En août, l’art contemporain en galeries fleurit abondamment à Knokke où les quelques meilleures enseignes du lieu, celles qui œuvrent toute l’année, sortent le top de leurs pièces. A côté d’elles éclosent des produits éphémères où l’image lisse et glacée concurrence le chromo chic pour intérieur classe, où le kitsch de saison dispute la primeur au décoratif trendy. Au final, il y a peu d’élus où la vraie qualité actuelle s’affiche. La vigilance est donc de mise car les prix, eux, s’envolent comme les mouettes après avoir délesté les passants de leur pain.

Les bonnes images

Outre quelques marchands de bon aloi où trônent les artistes de Cobra et quelques Broodthaers ou Walter Leblanc, outre des ensembles dont ceux des galeries Jamar, Crown, André Simoens ou Pieters, elles sont à peine une dizaine à occuper la tête des affiches. Avec des solos. Du côté des thématiques, le premier prix ira à l’expo et au catalogue complémentaire de "Les mots et les images" chez Ronny Van de Velde (jusqu’au 19 septembre) où les Magritte, Broodthaers, les lettres-collages de Mariën, les ombres portées de Eerdekens, côtoient des Nauman, Duchamp ou Glenn Ligon. Mention spéciale aussi à la Stems bruxelloise qui prend ses vacances à la côte (jusqu’au 28 août) avec les œuvres des Valerian Goalec, Julian Opie, Zach Reini, Walter Robinson (à découvrir !) et Marie Vic.

Des solos bluffant

La galerie Mulier Mulier poursuit avec son excellente mini-rétrospective de Art&Language tandis que Stéphane Simoens propose le premier solo show (jusqu’au 12 septembre) en Belgique du peintre figuratif allemand Robert Seidel (1983). Valeur confirmée chez Patrick De Brock (jusqu’au 22 août) avec les sculptures monumentales, tout en rondeurs, peintes, patinées ou polies de Tony Cragg.

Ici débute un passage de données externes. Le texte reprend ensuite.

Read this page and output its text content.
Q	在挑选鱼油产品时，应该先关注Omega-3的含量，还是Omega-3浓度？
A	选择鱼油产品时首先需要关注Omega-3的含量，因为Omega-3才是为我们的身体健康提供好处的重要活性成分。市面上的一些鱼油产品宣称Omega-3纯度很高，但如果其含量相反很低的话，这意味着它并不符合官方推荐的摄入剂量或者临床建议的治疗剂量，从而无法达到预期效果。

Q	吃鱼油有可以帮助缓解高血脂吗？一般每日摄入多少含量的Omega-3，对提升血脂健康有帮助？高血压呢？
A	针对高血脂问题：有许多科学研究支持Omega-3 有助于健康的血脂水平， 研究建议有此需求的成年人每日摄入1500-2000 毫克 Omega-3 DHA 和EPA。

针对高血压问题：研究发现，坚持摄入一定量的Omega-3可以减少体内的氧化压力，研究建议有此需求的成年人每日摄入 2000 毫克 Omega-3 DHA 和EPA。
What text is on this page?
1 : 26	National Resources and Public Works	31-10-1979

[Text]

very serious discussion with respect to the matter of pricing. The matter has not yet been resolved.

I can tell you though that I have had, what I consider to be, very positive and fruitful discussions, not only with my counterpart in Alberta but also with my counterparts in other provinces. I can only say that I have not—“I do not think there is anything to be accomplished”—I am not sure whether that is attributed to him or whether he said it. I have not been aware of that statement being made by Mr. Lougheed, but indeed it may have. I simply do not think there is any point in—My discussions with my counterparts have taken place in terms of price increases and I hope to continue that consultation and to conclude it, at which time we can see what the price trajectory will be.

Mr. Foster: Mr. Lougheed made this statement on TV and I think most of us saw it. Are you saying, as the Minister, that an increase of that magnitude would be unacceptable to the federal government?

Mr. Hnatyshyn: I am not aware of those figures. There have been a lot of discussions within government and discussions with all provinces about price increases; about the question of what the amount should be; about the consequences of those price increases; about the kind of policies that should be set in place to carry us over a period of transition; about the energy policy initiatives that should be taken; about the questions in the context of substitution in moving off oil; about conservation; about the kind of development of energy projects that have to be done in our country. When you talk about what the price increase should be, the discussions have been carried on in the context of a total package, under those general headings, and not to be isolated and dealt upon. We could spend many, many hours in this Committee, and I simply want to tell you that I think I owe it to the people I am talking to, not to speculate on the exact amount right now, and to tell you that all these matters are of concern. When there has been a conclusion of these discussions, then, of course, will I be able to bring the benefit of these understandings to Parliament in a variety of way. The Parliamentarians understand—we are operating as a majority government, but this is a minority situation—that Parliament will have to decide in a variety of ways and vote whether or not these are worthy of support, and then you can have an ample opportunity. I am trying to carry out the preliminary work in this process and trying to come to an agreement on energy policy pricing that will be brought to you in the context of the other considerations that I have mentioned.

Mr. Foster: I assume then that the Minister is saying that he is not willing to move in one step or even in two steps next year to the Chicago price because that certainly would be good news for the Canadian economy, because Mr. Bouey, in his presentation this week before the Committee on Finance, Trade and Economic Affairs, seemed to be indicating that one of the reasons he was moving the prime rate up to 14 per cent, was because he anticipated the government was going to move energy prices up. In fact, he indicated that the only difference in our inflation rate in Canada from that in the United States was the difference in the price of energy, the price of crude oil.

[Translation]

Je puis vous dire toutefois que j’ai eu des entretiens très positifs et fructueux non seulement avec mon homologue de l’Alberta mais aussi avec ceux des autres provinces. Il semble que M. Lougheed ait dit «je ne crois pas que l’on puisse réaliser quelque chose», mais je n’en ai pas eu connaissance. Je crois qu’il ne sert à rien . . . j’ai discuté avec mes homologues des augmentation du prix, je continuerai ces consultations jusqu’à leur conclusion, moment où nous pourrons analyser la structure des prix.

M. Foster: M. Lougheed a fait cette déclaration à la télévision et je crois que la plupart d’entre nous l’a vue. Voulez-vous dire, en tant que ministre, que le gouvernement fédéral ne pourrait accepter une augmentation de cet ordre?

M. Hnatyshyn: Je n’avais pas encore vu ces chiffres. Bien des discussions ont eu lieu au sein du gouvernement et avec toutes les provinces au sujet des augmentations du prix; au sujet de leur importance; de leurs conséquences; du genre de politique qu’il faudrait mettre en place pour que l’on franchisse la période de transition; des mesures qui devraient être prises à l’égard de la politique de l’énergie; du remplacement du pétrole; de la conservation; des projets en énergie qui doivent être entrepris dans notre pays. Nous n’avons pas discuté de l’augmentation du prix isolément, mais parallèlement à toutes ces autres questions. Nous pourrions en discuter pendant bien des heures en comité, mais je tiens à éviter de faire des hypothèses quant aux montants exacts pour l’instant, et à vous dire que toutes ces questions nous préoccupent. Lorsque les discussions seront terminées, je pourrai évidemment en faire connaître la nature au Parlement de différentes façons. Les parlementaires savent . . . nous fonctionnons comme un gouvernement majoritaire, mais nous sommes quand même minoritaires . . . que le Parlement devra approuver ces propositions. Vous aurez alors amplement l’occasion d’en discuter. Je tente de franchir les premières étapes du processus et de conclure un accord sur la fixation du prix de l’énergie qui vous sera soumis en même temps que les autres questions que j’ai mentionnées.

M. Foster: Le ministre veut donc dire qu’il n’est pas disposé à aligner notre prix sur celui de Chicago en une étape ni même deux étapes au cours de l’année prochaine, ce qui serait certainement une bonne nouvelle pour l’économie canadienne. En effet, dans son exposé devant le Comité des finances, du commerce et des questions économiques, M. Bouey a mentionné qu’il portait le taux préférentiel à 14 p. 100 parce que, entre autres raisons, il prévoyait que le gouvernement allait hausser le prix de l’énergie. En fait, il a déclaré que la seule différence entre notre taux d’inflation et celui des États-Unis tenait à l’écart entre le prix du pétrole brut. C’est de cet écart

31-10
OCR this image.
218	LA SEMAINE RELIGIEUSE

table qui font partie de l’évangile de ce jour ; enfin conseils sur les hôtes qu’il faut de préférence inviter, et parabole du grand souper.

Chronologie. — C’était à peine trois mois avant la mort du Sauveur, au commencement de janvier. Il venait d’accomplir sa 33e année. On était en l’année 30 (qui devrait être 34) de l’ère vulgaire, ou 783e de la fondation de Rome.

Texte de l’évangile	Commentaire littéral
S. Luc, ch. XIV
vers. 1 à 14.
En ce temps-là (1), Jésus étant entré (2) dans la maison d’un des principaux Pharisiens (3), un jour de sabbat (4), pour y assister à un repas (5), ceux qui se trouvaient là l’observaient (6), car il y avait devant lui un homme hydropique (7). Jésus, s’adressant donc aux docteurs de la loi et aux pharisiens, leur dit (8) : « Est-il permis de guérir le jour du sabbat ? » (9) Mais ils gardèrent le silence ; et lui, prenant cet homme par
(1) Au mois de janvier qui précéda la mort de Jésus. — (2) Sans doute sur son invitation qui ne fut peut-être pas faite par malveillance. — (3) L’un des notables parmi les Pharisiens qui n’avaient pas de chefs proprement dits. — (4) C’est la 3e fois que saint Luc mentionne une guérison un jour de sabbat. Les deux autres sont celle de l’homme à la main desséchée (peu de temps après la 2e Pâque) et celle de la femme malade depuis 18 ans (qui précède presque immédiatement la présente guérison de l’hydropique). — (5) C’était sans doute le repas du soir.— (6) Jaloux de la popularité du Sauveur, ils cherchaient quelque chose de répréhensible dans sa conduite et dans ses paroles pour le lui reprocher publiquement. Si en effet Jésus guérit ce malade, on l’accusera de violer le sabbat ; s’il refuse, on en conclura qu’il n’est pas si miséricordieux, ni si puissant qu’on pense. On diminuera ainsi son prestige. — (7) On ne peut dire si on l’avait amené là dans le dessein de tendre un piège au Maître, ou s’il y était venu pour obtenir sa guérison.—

Duo de choix chez Samuel Vanhoegaerden (jusqu’au 18 septembre) avec les sculptures minimales et mobiles de George Rickey (USA, 1907-2002) et les champs colorés de Sam Francis (USA, 1923-1994), dont un sublime et grand dessin des années 60 ! Dédoublement temporaire sur la digue pour une expo découverte à ne pas manquer et dont on reparlera : "Jan van Munster : 1968-2016" (jusqu’au 11 septembre). Autre première en solo chez Geukens&de Vil avec le peintre David Simpson dont les toiles monochromes changent de couleur selon l’intensité de la lumière et la position du visiteur. Magnifique magie picturale !

Reprise de propriété

Il a réalisé à Knokke la reprise d’une performance de Fontana en 1962, accomplie dans la maison "Vasarely" du collectionneur Louis Bogaert, aujourd’hui de Christophe Tanghe, où il avait perforé une toile de son ami Jef Verheyen. Un acte "appropriationniste" correspondant à sa démarche. En effet, Gavin Turk (1967, vit à Londres) reprend et adapte les œuvres d’artistes réputés, dont en l’occurrence une peinture de Magritte. Les bâtons multicolores de Cadere deviennent des cadres de vélos tandis que les portraits dans les Warhol sont remplacés par des autoportraits. Ses tableaux perforés à la Fontana portent les initiales G.T. et varient en leurs supports, toilés ou métalliques, peints ou oxydés. Une manière de revisiter et de prolonger l’histoire de l’art.

Les galeries sont ouvertes les week-ends et variablement en semaine durant l’été. Voir les sites respectifs.